There is a tendency for experienced divers to be less sensitive to elevated carbon dioxide partial pressures. This reduces the total ventilation requirement during working dives. Elevated arterial carbon dioxide levels increase susceptibility to oxygen toxicity, DCS and inert gas narcosis. For these reasons, it is desirable to control the factors that cause carbon dioxide retention.

Diving is associated with a tendency to retain carbon dioxide.

Inert gas exchange

The topic if inert gas exchange is considered in the chapters on DCS. Therefore, to avoid duplication, the topic is not considered in detail here.

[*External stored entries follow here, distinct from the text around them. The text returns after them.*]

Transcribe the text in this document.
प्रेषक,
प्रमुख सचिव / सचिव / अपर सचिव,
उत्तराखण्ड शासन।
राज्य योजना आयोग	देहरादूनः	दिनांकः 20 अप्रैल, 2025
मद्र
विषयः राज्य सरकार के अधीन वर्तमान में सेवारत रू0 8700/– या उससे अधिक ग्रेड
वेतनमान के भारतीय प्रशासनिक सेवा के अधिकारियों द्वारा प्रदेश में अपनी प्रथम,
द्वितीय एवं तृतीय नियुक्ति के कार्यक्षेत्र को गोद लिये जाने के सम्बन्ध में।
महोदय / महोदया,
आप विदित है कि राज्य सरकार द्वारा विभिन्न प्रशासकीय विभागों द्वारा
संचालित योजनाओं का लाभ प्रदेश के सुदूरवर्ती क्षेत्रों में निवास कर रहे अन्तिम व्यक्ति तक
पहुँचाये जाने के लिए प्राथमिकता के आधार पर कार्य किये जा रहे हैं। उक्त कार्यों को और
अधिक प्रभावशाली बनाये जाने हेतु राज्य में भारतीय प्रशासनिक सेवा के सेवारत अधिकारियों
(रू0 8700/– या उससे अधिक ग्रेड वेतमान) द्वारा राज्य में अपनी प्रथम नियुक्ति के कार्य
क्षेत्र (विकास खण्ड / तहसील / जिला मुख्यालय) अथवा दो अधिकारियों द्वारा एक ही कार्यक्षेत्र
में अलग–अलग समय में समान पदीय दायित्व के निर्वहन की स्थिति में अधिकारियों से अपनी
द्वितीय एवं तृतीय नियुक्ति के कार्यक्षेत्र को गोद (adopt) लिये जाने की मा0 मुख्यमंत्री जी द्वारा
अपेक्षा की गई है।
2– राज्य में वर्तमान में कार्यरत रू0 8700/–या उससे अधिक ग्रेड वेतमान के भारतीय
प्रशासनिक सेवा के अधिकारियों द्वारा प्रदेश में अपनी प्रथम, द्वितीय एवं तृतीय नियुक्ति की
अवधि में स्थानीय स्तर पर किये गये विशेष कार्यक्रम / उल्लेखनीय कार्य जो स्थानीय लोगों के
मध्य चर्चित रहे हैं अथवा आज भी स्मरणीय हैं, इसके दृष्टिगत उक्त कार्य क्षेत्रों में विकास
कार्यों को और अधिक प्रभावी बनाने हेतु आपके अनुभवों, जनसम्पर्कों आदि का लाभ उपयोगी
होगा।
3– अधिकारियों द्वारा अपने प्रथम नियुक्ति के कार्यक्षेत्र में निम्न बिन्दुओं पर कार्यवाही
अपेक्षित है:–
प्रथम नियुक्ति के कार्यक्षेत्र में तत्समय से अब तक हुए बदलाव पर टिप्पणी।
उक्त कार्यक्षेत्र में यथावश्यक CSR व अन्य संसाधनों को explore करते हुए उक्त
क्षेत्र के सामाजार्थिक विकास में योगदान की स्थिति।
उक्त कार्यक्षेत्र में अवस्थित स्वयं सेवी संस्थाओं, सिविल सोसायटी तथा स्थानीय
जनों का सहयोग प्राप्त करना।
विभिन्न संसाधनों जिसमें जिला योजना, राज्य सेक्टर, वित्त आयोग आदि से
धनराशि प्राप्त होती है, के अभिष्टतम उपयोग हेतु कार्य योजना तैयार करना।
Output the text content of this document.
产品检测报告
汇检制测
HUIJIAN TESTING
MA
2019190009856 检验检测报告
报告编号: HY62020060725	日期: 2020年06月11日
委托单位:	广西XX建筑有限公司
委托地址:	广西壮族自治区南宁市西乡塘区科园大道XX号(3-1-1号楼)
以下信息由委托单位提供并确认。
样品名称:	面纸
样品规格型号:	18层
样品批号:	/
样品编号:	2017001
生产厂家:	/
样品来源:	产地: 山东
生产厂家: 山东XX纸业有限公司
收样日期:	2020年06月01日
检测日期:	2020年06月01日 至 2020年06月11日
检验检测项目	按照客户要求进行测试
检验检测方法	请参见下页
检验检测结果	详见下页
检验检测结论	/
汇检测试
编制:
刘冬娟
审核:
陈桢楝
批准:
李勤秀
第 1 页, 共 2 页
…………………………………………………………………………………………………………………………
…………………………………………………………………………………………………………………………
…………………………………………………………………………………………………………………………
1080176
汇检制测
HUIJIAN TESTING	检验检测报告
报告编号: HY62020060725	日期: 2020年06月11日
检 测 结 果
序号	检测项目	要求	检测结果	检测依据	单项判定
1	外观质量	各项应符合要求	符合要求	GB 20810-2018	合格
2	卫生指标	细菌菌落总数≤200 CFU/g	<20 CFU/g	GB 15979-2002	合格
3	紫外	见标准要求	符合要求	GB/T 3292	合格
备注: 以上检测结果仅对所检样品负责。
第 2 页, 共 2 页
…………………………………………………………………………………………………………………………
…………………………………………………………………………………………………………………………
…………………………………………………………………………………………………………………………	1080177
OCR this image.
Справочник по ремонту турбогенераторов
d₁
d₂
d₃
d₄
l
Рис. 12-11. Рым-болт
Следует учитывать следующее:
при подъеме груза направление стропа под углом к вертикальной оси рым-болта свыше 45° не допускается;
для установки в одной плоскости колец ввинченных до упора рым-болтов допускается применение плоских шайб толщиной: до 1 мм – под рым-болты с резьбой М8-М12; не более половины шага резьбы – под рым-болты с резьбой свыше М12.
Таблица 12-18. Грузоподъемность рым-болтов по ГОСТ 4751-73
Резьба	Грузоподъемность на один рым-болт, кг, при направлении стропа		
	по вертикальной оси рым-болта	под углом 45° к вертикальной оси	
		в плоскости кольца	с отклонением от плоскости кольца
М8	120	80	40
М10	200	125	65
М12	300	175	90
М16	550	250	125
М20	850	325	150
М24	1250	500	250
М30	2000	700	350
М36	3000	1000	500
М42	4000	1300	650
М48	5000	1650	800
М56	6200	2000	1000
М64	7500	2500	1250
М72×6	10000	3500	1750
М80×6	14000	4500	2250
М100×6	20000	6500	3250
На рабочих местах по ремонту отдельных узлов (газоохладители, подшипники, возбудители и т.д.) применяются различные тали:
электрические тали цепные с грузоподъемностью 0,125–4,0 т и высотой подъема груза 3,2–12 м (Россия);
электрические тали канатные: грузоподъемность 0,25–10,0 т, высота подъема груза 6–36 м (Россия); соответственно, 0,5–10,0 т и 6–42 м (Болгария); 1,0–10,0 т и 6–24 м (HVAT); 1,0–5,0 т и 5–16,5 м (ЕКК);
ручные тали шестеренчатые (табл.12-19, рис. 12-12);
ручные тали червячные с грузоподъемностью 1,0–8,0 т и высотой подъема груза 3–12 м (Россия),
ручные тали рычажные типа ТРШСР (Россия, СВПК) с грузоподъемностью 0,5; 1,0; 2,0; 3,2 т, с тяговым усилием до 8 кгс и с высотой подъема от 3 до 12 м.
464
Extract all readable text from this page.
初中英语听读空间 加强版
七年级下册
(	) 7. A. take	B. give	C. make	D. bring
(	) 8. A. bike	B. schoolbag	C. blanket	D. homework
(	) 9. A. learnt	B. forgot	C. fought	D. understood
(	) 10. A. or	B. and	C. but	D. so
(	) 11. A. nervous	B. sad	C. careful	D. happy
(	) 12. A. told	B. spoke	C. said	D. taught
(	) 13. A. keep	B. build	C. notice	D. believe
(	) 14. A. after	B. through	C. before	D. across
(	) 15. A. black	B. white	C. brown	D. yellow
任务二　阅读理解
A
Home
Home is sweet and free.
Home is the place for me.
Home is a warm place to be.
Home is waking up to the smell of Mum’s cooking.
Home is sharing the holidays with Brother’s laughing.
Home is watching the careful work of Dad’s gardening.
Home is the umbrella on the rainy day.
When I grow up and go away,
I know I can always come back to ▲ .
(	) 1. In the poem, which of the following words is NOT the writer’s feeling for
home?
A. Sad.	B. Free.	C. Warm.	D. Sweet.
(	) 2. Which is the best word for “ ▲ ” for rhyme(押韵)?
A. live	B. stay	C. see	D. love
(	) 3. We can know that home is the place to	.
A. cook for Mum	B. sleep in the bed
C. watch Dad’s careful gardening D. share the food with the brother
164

As indicated earlier, increased total pressure is usually accompanied by an increase in nitrogen (and/or other inert gas) pressure (Dalton’s Law). This causes gas transfer to the body tissues. When pressure is reduced at the end of the dive, the transfer is reversed. If there is an excess of gas, then it can come out of solution as bubbles. These bubbles are the cause of DCS. If bubbles do occur, they are also subject to the same physical laws. Their size decreases if the pressure is increased, and gas enters or leaves them depending on the concentration gradients of gases.